Nina Elder, Jumbo (Trinity Test Site, April 7, 1945), 2012

Nina Elder
born 1981 Colorado Springs, Colorado; lives Albuquerque
Jumbo (Trinity Test Site, April 7, 1945)
graphite and radioactive charcoal on paper

22 x 30 in.
Albuquerque Museum, museum purchase, 2017 General Obligation Bonds, © 2020 Nina Elder
photo by David Nufer

Nina Elder’s drawing, Jumbo, is based off of a government photograph which depicts large machinery used during the Trinity test being moved across the landscape. “Jumbo” was the code name for a 214-ton steel and concrete pill-shaped container designed to be used during the Trinity test.
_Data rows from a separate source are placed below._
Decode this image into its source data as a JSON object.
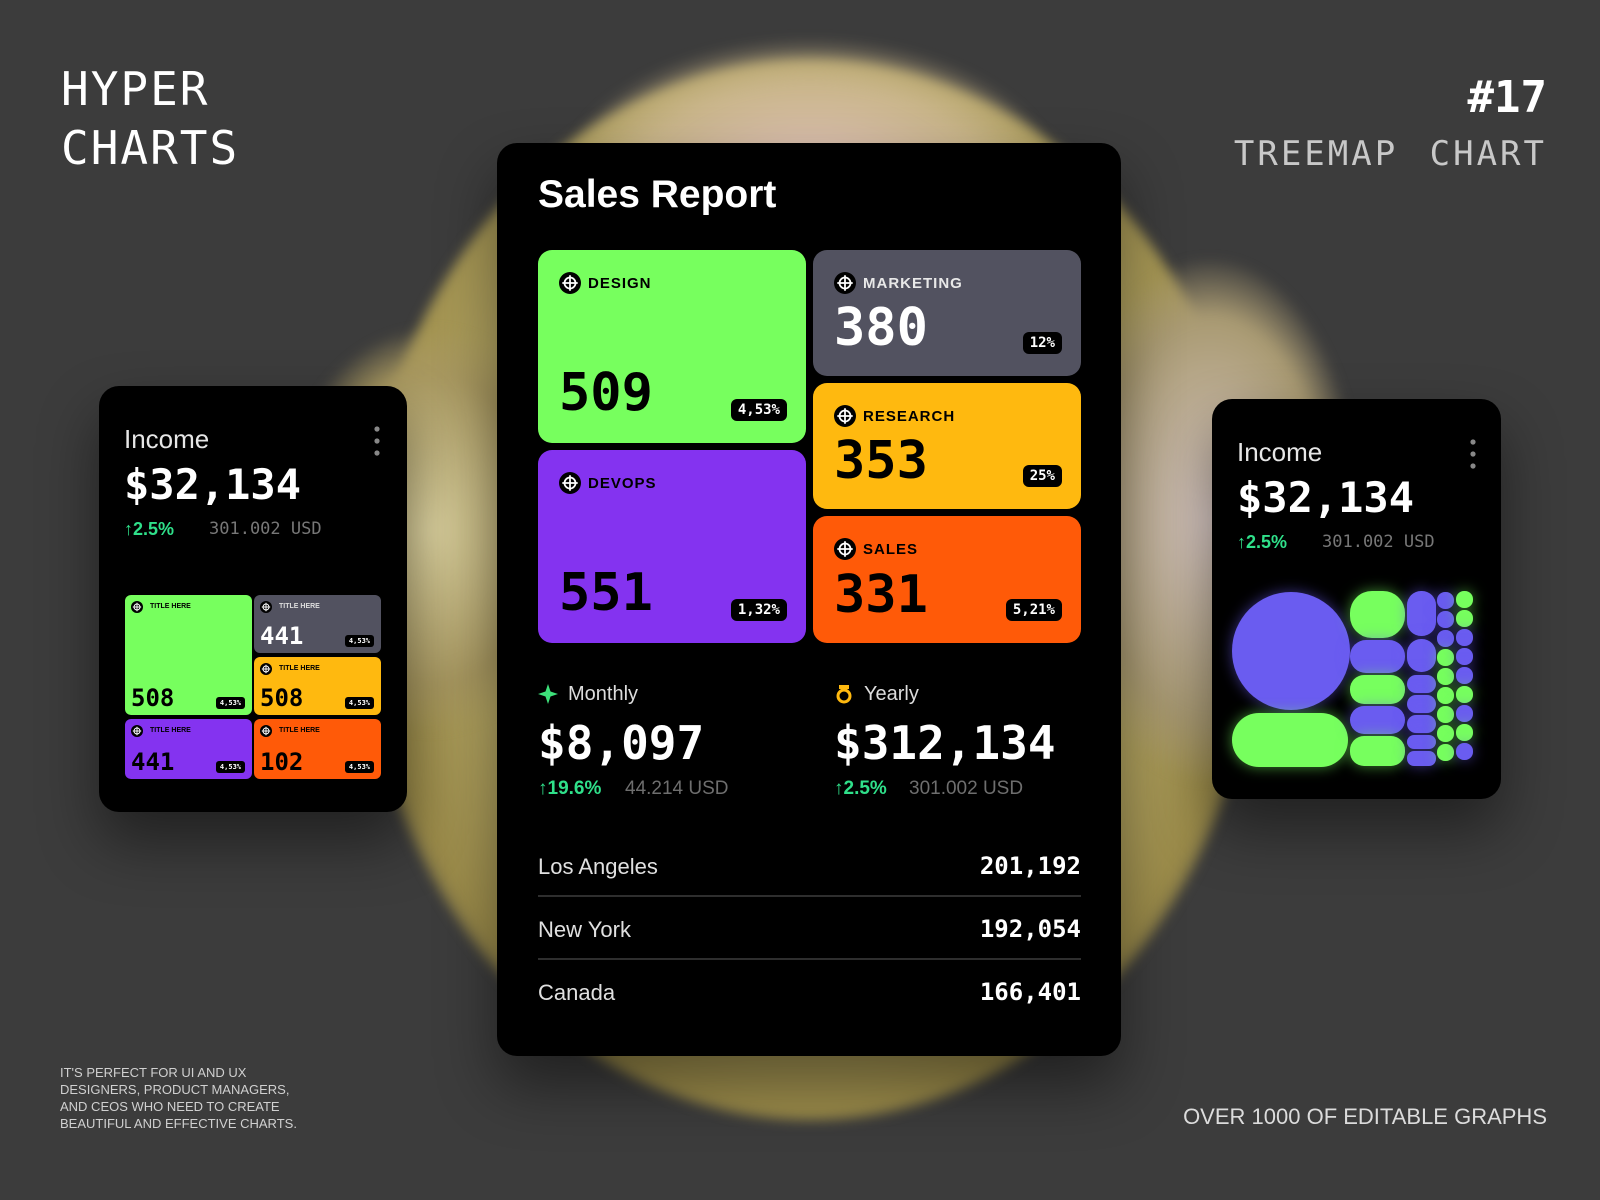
{
  "header": {
    "brand": [
      "HYPER",
      "CHARTS"
    ],
    "number": "#17",
    "subtitle": "TREEMAP CHART"
  },
  "main": {
    "title": "Sales Report",
    "tiles": [
      {
        "label": "DESIGN",
        "value": "509",
        "pct": "4,53%"
      },
      {
        "label": "DEVOPS",
        "value": "551",
        "pct": "1,32%"
      },
      {
        "label": "MARKETING",
        "value": "380",
        "pct": "12%"
      },
      {
        "label": "RESEARCH",
        "value": "353",
        "pct": "25%"
      },
      {
        "label": "SALES",
        "value": "331",
        "pct": "5,21%"
      }
    ],
    "summary": [
      {
        "label": "Monthly",
        "value": "$8,097",
        "change": "↑19.6%",
        "usd": "44.214 USD"
      },
      {
        "label": "Yearly",
        "value": "$312,134",
        "change": "↑2.5%",
        "usd": "301.002 USD"
      }
    ],
    "rows": [
      {
        "name": "Los Angeles",
        "value": "201,192"
      },
      {
        "name": "New York",
        "value": "192,054"
      },
      {
        "name": "Canada",
        "value": "166,401"
      }
    ]
  },
  "left_card": {
    "title": "Income",
    "value": "$32,134",
    "change": "↑2.5%",
    "usd": "301.002 USD",
    "tiles": [
      {
        "label": "TITLE HERE",
        "value": "508",
        "pct": "4,53%"
      },
      {
        "label": "TITLE HERE",
        "value": "441",
        "pct": "4,53%"
      },
      {
        "label": "TITLE HERE",
        "value": "508",
        "pct": "4,53%"
      },
      {
        "label": "TITLE HERE",
        "value": "441",
        "pct": "4,53%"
      },
      {
        "label": "TITLE HERE",
        "value": "102",
        "pct": "4,53%"
      }
    ]
  },
  "right_card": {
    "title": "Income",
    "value": "$32,134",
    "change": "↑2.5%",
    "usd": "301.002 USD"
  },
  "footer": {
    "note": [
      "IT'S PERFECT FOR UI AND UX",
      "DESIGNERS, PRODUCT MANAGERS,",
      "AND CEOS WHO NEED TO CREATE",
      "BEAUTIFUL AND EFFECTIVE CHARTS."
    ],
    "tagline": "OVER 1000 OF EDITABLE GRAPHS"
  }
}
Scientists involved in the Trinity explosion were unsure if the initial TNT explosion would succeed in starting a chain reaction that would lead to the nuclear blast. If the chain reaction did not happen, the expensive plutonium core would have been scattered across the landscape. Jumbo was designed to house the Gadget during the explosion; if the nuclear component failed to detonate, Jumbo would contain the explosion including the plutonium which could be recovered for further experimentation. By the time of the test, scientists were confident that it would be successful and decided not to use Jumbo, instead they suspended it from a 70-foot steel tower 800 yards away from the explosion. The tower was flattened, but Jumbo remained intact and remains on site outside the entry gate to the Trinity monument.